概日リズムに影響を及ぼす化合物GO289は、ヒト及びマウスの血液腫瘍細胞株K562(ヒト慢性骨髄性白血病)、OCI-AML3(ヒト急性骨髄性白血病)、5TGM1(マウス骨髄腫)において増殖抑制効果が認められた。正常造血細胞への影響も検討したが、抑制効果はほぼ認められなかった。
in vivoのモデルとして、時計遺伝子Per2-ルシフェラーゼ(luc)を発現するMLL-AF9白血病マウスモデルを作成した。白血病マウスの脾臓において、正常マウスの脾臓と同様に、概日リズムが観察できた。in vitroでこのモデルの脾臓の化合物処理を行うと、概日リズムの消失や延長など変化が認められた。
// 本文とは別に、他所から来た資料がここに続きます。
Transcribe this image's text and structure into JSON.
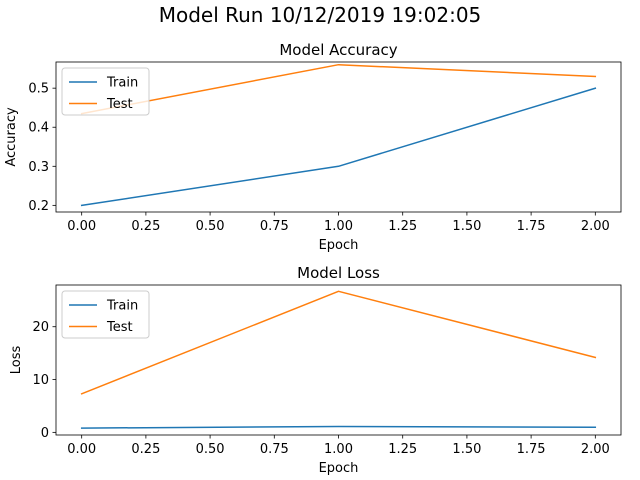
{
  "figure": {
    "suptitle": "Model Run 10/12/2019 19:02:05"
  },
  "colors": {
    "train": "#1f77b4",
    "test": "#ff7f0e"
  },
  "chart_data": [
    {
      "type": "line",
      "title": "Model Accuracy",
      "xlabel": "Epoch",
      "ylabel": "Accuracy",
      "x": [
        0,
        1,
        2
      ],
      "xlim": [
        -0.1,
        2.1
      ],
      "ylim": [
        0.183,
        0.567
      ],
      "xticks": [
        0.0,
        0.25,
        0.5,
        0.75,
        1.0,
        1.25,
        1.5,
        1.75,
        2.0
      ],
      "xtick_labels": [
        "0.00",
        "0.25",
        "0.50",
        "0.75",
        "1.00",
        "1.25",
        "1.50",
        "1.75",
        "2.00"
      ],
      "yticks": [
        0.2,
        0.3,
        0.4,
        0.5
      ],
      "ytick_labels": [
        "0.2",
        "0.3",
        "0.4",
        "0.5"
      ],
      "grid": false,
      "legend_position": "upper-left",
      "series": [
        {
          "name": "Train",
          "color": "#1f77b4",
          "values": [
            0.2,
            0.3,
            0.5
          ]
        },
        {
          "name": "Test",
          "color": "#ff7f0e",
          "values": [
            0.435,
            0.56,
            0.53
          ]
        }
      ]
    },
    {
      "type": "line",
      "title": "Model Loss",
      "xlabel": "Epoch",
      "ylabel": "Loss",
      "x": [
        0,
        1,
        2
      ],
      "xlim": [
        -0.1,
        2.1
      ],
      "ylim": [
        -0.5,
        27.9
      ],
      "xticks": [
        0.0,
        0.25,
        0.5,
        0.75,
        1.0,
        1.25,
        1.5,
        1.75,
        2.0
      ],
      "xtick_labels": [
        "0.00",
        "0.25",
        "0.50",
        "0.75",
        "1.00",
        "1.25",
        "1.50",
        "1.75",
        "2.00"
      ],
      "yticks": [
        0,
        10,
        20
      ],
      "ytick_labels": [
        "0",
        "10",
        "20"
      ],
      "grid": false,
      "legend_position": "upper-left",
      "series": [
        {
          "name": "Train",
          "color": "#1f77b4",
          "values": [
            0.8,
            1.1,
            0.95
          ]
        },
        {
          "name": "Test",
          "color": "#ff7f0e",
          "values": [
            7.3,
            26.7,
            14.2
          ]
        }
      ]
    }
  ]
}
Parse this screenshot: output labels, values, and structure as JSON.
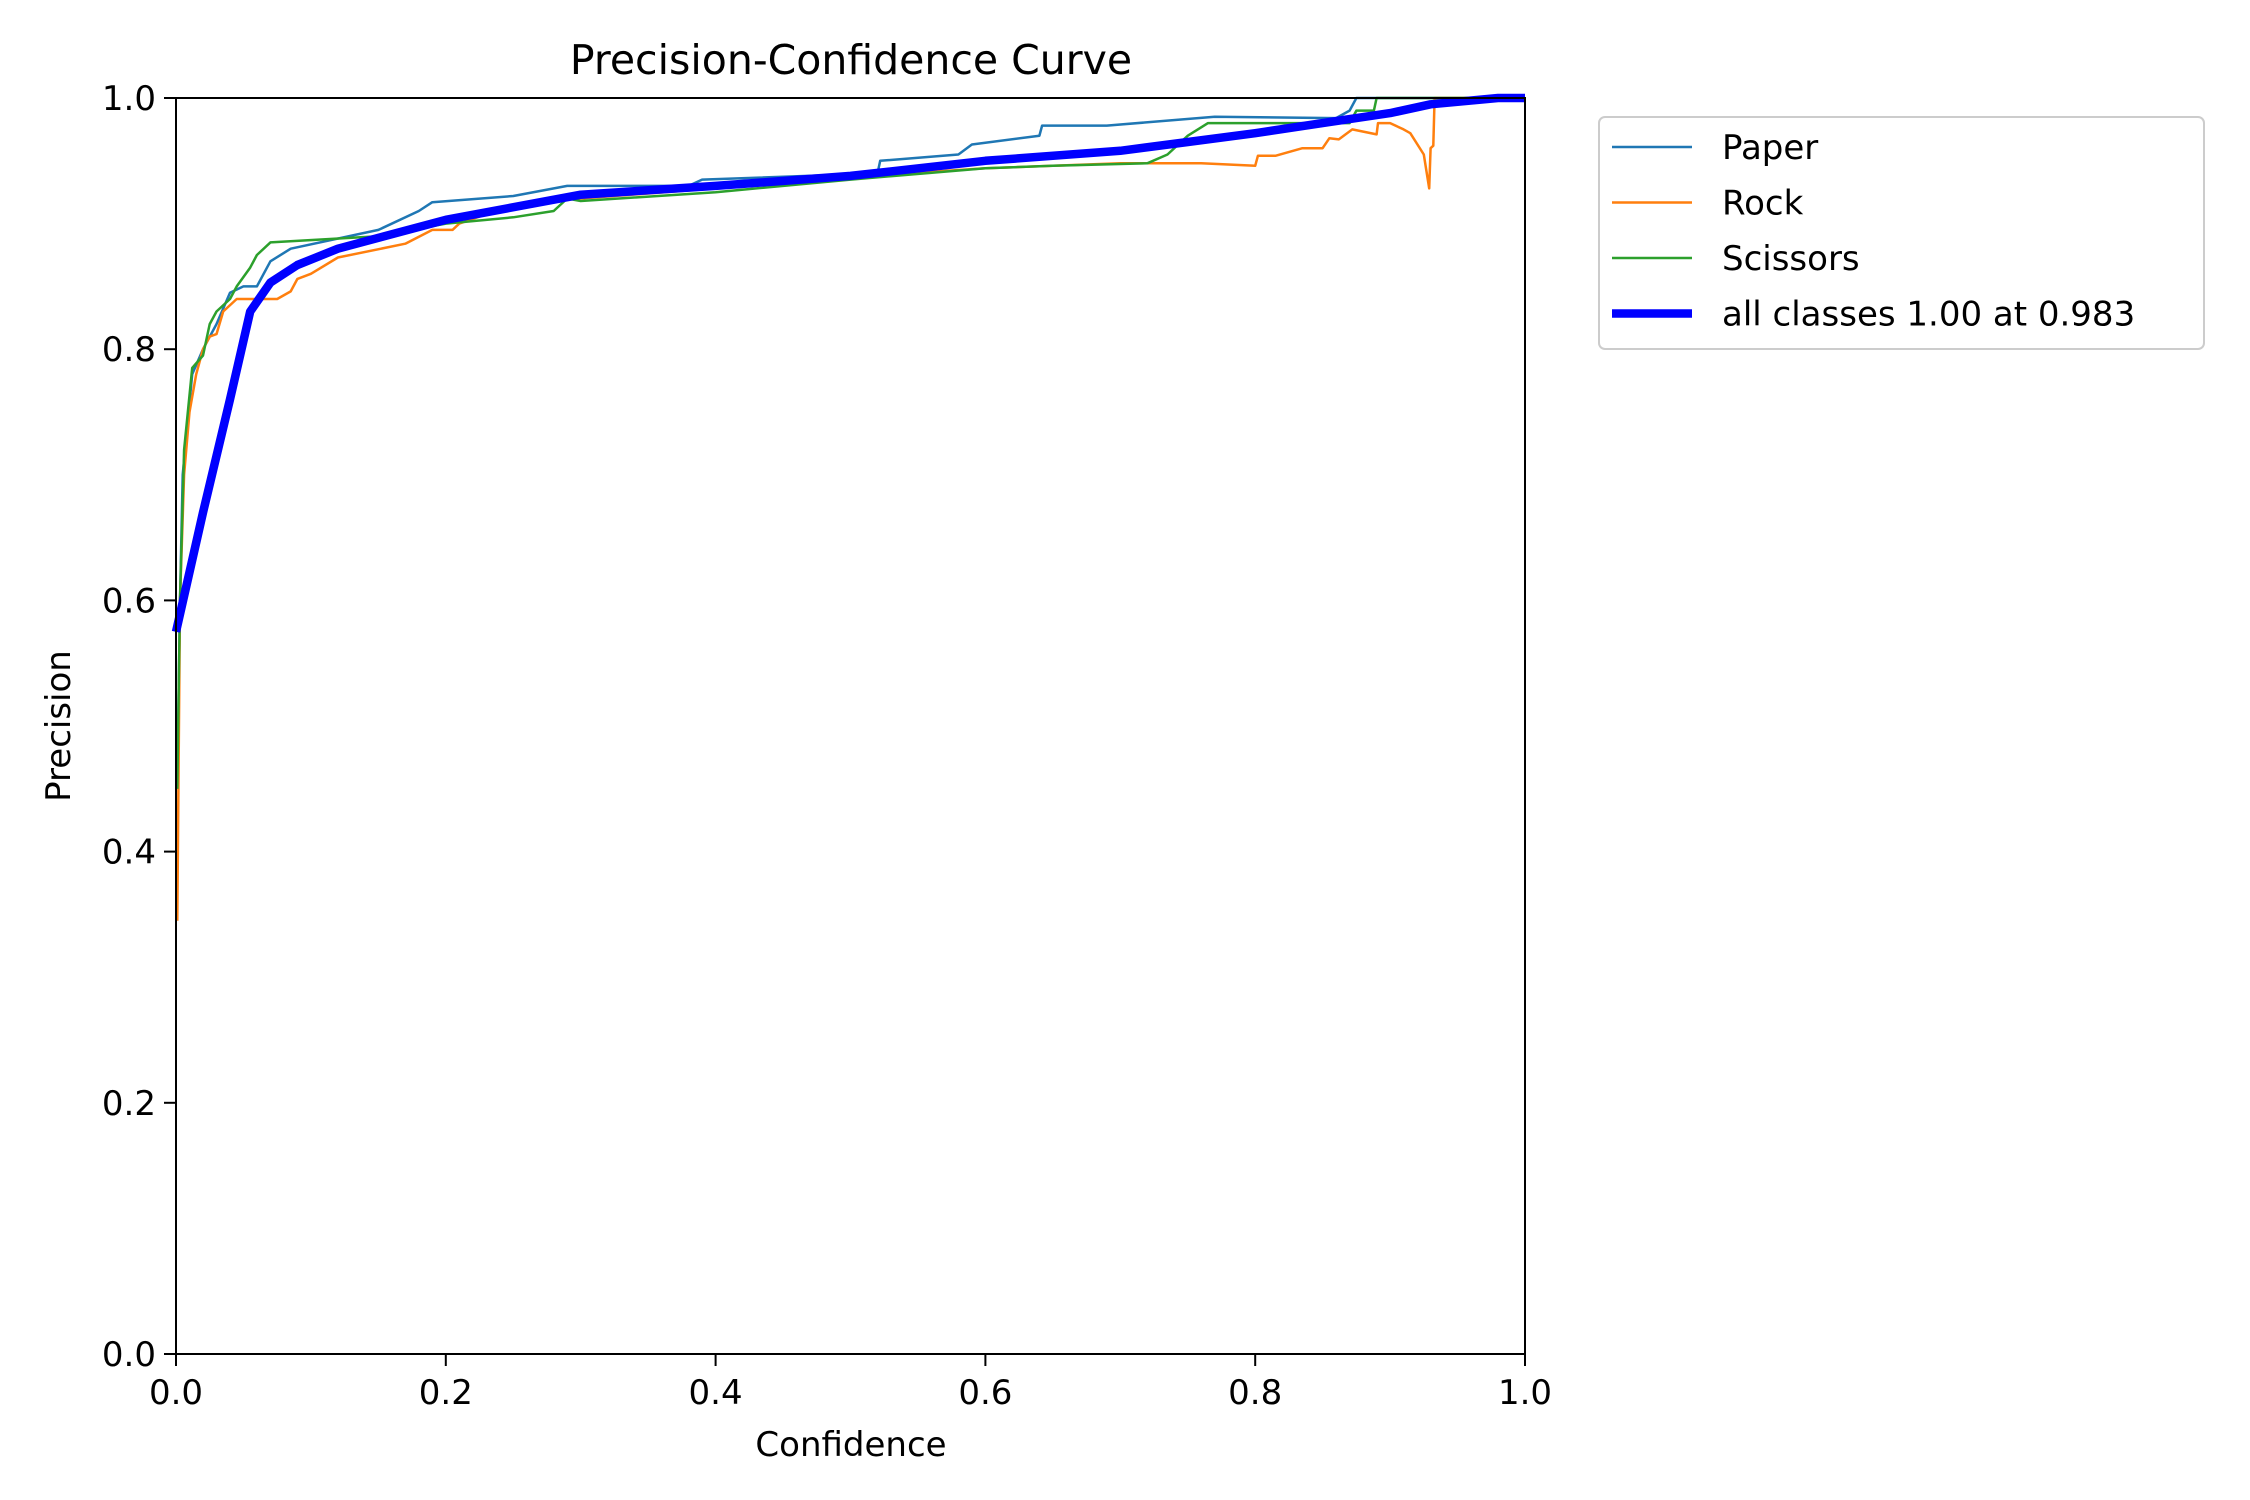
{
  "chart_data": {
    "type": "line",
    "title": "Precision-Confidence Curve",
    "xlabel": "Confidence",
    "ylabel": "Precision",
    "xlim": [
      0,
      1
    ],
    "ylim": [
      0,
      1
    ],
    "xticks": [
      "0.0",
      "0.2",
      "0.4",
      "0.6",
      "0.8",
      "1.0"
    ],
    "yticks": [
      "0.0",
      "0.2",
      "0.4",
      "0.6",
      "0.8",
      "1.0"
    ],
    "grid": false,
    "legend_position": "outside-top-right",
    "series": [
      {
        "name": "Paper",
        "color": "#1f77b4",
        "width": "thin",
        "x": [
          0.001,
          0.003,
          0.005,
          0.012,
          0.02,
          0.03,
          0.04,
          0.05,
          0.06,
          0.07,
          0.085,
          0.15,
          0.18,
          0.19,
          0.25,
          0.29,
          0.38,
          0.39,
          0.52,
          0.522,
          0.58,
          0.59,
          0.64,
          0.642,
          0.69,
          0.77,
          0.86,
          0.87,
          0.875,
          1.0
        ],
        "y": [
          0.45,
          0.6,
          0.7,
          0.78,
          0.8,
          0.82,
          0.845,
          0.85,
          0.85,
          0.87,
          0.88,
          0.895,
          0.91,
          0.917,
          0.922,
          0.93,
          0.93,
          0.935,
          0.94,
          0.95,
          0.955,
          0.963,
          0.97,
          0.978,
          0.978,
          0.985,
          0.984,
          0.99,
          1.0,
          1.0
        ]
      },
      {
        "name": "Rock",
        "color": "#ff7f0e",
        "width": "thin",
        "x": [
          0.001,
          0.003,
          0.006,
          0.01,
          0.015,
          0.02,
          0.025,
          0.03,
          0.035,
          0.045,
          0.06,
          0.075,
          0.085,
          0.09,
          0.1,
          0.12,
          0.17,
          0.19,
          0.205,
          0.21,
          0.25,
          0.3,
          0.4,
          0.5,
          0.6,
          0.7,
          0.76,
          0.8,
          0.802,
          0.815,
          0.835,
          0.85,
          0.855,
          0.862,
          0.872,
          0.89,
          0.891,
          0.9,
          0.91,
          0.915,
          0.925,
          0.929,
          0.93,
          0.932,
          0.933,
          1.0
        ],
        "y": [
          0.345,
          0.6,
          0.7,
          0.75,
          0.78,
          0.8,
          0.81,
          0.812,
          0.83,
          0.84,
          0.84,
          0.84,
          0.846,
          0.856,
          0.86,
          0.873,
          0.884,
          0.895,
          0.895,
          0.9,
          0.915,
          0.92,
          0.928,
          0.937,
          0.944,
          0.948,
          0.948,
          0.946,
          0.954,
          0.954,
          0.96,
          0.96,
          0.968,
          0.967,
          0.975,
          0.971,
          0.98,
          0.98,
          0.975,
          0.972,
          0.955,
          0.928,
          0.96,
          0.962,
          1.0,
          1.0
        ]
      },
      {
        "name": "Scissors",
        "color": "#2ca02c",
        "width": "thin",
        "x": [
          0.001,
          0.003,
          0.006,
          0.012,
          0.02,
          0.025,
          0.03,
          0.04,
          0.045,
          0.055,
          0.06,
          0.07,
          0.15,
          0.2,
          0.25,
          0.28,
          0.29,
          0.3,
          0.4,
          0.5,
          0.6,
          0.65,
          0.72,
          0.735,
          0.75,
          0.765,
          0.87,
          0.875,
          0.888,
          0.89,
          1.0
        ],
        "y": [
          0.45,
          0.6,
          0.72,
          0.785,
          0.795,
          0.82,
          0.83,
          0.84,
          0.85,
          0.865,
          0.875,
          0.885,
          0.89,
          0.9,
          0.905,
          0.91,
          0.92,
          0.918,
          0.925,
          0.935,
          0.944,
          0.946,
          0.948,
          0.955,
          0.97,
          0.98,
          0.98,
          0.99,
          0.99,
          1.0,
          1.0
        ]
      },
      {
        "name": "all classes 1.00 at 0.983",
        "color": "#0000ff",
        "width": "thick",
        "x": [
          0,
          0.02,
          0.04,
          0.055,
          0.07,
          0.09,
          0.12,
          0.2,
          0.3,
          0.4,
          0.5,
          0.6,
          0.7,
          0.75,
          0.8,
          0.85,
          0.9,
          0.93,
          0.98,
          1.0
        ],
        "y": [
          0.575,
          0.67,
          0.76,
          0.83,
          0.853,
          0.867,
          0.88,
          0.903,
          0.923,
          0.93,
          0.938,
          0.95,
          0.958,
          0.965,
          0.972,
          0.98,
          0.988,
          0.995,
          1.0,
          1.0
        ]
      }
    ]
  }
}
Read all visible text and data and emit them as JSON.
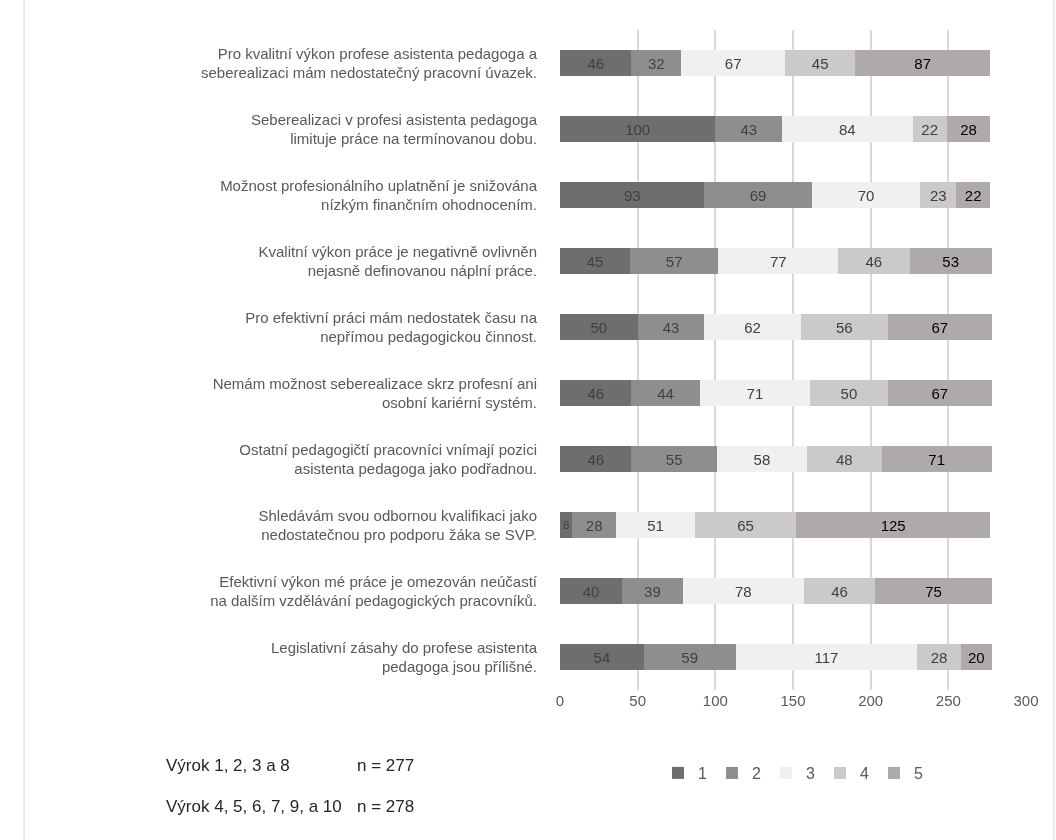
{
  "chart_data": {
    "type": "bar",
    "orientation": "horizontal",
    "stacked": true,
    "data_labels": true,
    "grid": "x",
    "legend": "bottom",
    "categories": [
      "Pro kvalitní výkon profese asistenta pedagoga a seberealizaci mám nedostatečný pracovní úvazek.",
      "Seberealizaci v profesi asistenta pedagoga limituje práce na termínovanou dobu.",
      "Možnost profesionálního uplatnění je snižována nízkým finančním ohodnocením.",
      "Kvalitní výkon práce je negativně ovlivněn nejasně definovanou náplní práce.",
      "Pro efektivní práci mám nedostatek času na nepřímou pedagogickou činnost.",
      "Nemám možnost seberealizace skrz profesní ani osobní kariérní systém.",
      "Ostatní pedagogičtí pracovníci vnímají pozici asistenta pedagoga jako podřadnou.",
      "Shledávám svou odbornou kvalifikaci jako nedostatečnou pro podporu žáka se SVP.",
      "Efektivní výkon mé práce je omezován neúčastí na dalším vzdělávání pedagogických pracovníků.",
      "Legislativní zásahy do profese asistenta pedagoga jsou přílišné."
    ],
    "series": [
      {
        "name": "1",
        "color": "#6e6e6e",
        "values": [
          46,
          100,
          93,
          45,
          50,
          46,
          46,
          8,
          40,
          54
        ]
      },
      {
        "name": "2",
        "color": "#8e8e8e",
        "values": [
          32,
          43,
          69,
          57,
          43,
          44,
          55,
          28,
          39,
          59
        ]
      },
      {
        "name": "3",
        "color": "#f0f0f0",
        "values": [
          67,
          84,
          70,
          77,
          62,
          71,
          58,
          51,
          78,
          117
        ]
      },
      {
        "name": "4",
        "color": "#cbc9ca",
        "values": [
          45,
          22,
          23,
          46,
          56,
          50,
          48,
          65,
          46,
          28
        ]
      },
      {
        "name": "5",
        "color": "#aeaaaa",
        "values": [
          87,
          28,
          22,
          53,
          67,
          67,
          71,
          125,
          75,
          20
        ]
      }
    ],
    "xlim": [
      0,
      300
    ],
    "xticks": [
      0,
      50,
      100,
      150,
      200,
      250,
      300
    ],
    "annotations": [
      "Výrok 1, 2, 3 a 8",
      "n = 277",
      "Výrok 4, 5, 6, 7, 9, a 10",
      "n = 278"
    ]
  }
}
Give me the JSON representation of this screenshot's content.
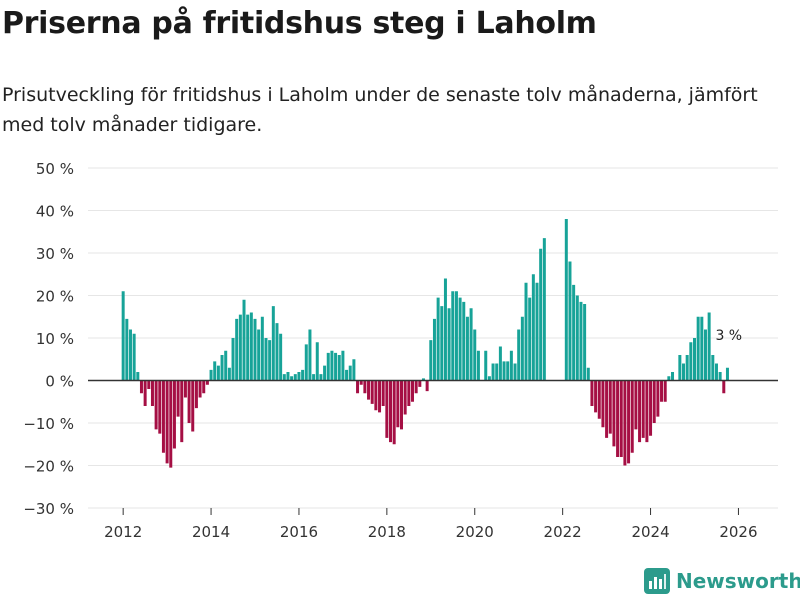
{
  "title": "Priserna på fritidshus steg i Laholm",
  "subtitle": "Prisutveckling för fritidshus i Laholm under de senaste tolv månaderna, jämfört med tolv månader tidigare.",
  "brand": "Newsworthy",
  "colors": {
    "positive": "#17a398",
    "negative": "#a50f44",
    "brand": "#2c9b8c",
    "grid": "#e6e6e6",
    "axis": "#333333"
  },
  "chart_data": {
    "type": "bar",
    "ylim": [
      -30,
      50
    ],
    "yticks": [
      -30,
      -20,
      -10,
      0,
      10,
      20,
      30,
      40,
      50
    ],
    "ytick_labels": [
      "−30 %",
      "−20 %",
      "−10 %",
      "0 %",
      "10 %",
      "20 %",
      "30 %",
      "40 %",
      "50 %"
    ],
    "xlim": [
      2011.2,
      2026.9
    ],
    "xticks": [
      2012,
      2014,
      2016,
      2018,
      2020,
      2022,
      2024,
      2026
    ],
    "xtick_labels": [
      "2012",
      "2014",
      "2016",
      "2018",
      "2020",
      "2022",
      "2024",
      "2026"
    ],
    "start": {
      "year": 2012,
      "month": 1
    },
    "values": [
      21,
      14.5,
      12,
      11,
      2,
      -3,
      -6,
      -2,
      -6,
      -11.5,
      -12.5,
      -17,
      -19.5,
      -20.5,
      -16,
      -8.5,
      -14.5,
      -4,
      -10,
      -12,
      -6.5,
      -4,
      -3,
      -1,
      2.5,
      4.5,
      3.5,
      6,
      7,
      3,
      10,
      14.5,
      15.5,
      19,
      15.5,
      16,
      14.5,
      12,
      15,
      10,
      9.5,
      17.5,
      13.5,
      11,
      1.5,
      2,
      1,
      1.5,
      2,
      2.5,
      8.5,
      12,
      1.5,
      9,
      1.5,
      3.5,
      6.5,
      7,
      6.5,
      6,
      7,
      2.5,
      3.5,
      5,
      -3,
      -1,
      -3,
      -4.5,
      -5.5,
      -7,
      -7.5,
      -6,
      -13.5,
      -14.5,
      -15,
      -11,
      -11.5,
      -8,
      -6,
      -5,
      -3,
      -1.5,
      0.5,
      -2.5,
      9.5,
      14.5,
      19.5,
      17.5,
      24,
      17,
      21,
      21,
      19.5,
      18.5,
      15,
      17,
      12,
      7,
      0,
      7,
      1,
      4,
      4,
      8,
      4.5,
      4.5,
      7,
      4,
      12,
      15,
      23,
      19.5,
      25,
      23,
      31,
      33.5,
      0,
      0,
      0,
      0,
      0,
      38,
      28,
      22.5,
      20,
      18.5,
      18,
      3,
      -6,
      -7.5,
      -9,
      -11,
      -13.5,
      -12.5,
      -15.5,
      -18,
      -18,
      -20,
      -19.5,
      -17,
      -11.5,
      -14.5,
      -13.5,
      -14.5,
      -13,
      -10,
      -8.5,
      -5,
      -5,
      1,
      2,
      0,
      6,
      4,
      6,
      9,
      10,
      15,
      15,
      12,
      16,
      6,
      4,
      2,
      -3,
      3
    ],
    "last_label": "3 %"
  }
}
Current Status of Research Progress
Current Status of Research Progress

3: Progress in research has been slightly delayed.

Reason

概日リズムに影響を及ぼす化合物について、in vitro、in vivoの評価を進めてきた。in vitroでは様々な細胞株を用いて(ヒト及びマウスの血液腫瘍細胞株K562(ヒト慢性骨髄性白血病)、OCI-AML3(ヒト急性骨髄性白血病)、5TGM1(マウス骨髄腫))、増殖抑制や細胞周期への影響について評価を行なった。
in vivoでは安定した白血病マウス(MLL-AF9)の作成に少々時間がかかったが、その貴重なマウスを用いて、概日リズムが白血病によってどのような変化をするか詳細に検討してきた。
今年度前半までは着実に進められてきていたが、後半においては産育休を取得し、研究を進めることができなかった。次年度その分の研究を進める予定である。

Strategy for Future Research Activity

今後はCRISPR/cas9システムで標的遺伝子をノックアウトし、増殖抑制が調節因子に特異的かそれともoff-target効果によるものか、明らかにする。
さらに、概日リズムの変化を細胞内代謝の観点から検討するため、メタボローム解析を行う。代謝産物の増減から、それぞれの化合物の概日リズムへ作用するメカニズムを解明し、標的因子を特定する。

Causes of Carryover

今年度後半に産育休を取得し、研究を進めることができなかったため。
今後はCRISPR/cas9システムで標的遺伝子をノックアウトし、増殖抑制が調節因子に特異的かそれともoff-target効果によるものか、明らかにする。
さらに、概日リズムの変化を細胞内代謝の観点から検討するため、メタボローム解析を行う。代謝産物の増減から、概日リズムへ作用するメカニズムを解明し、標的因子を特定する。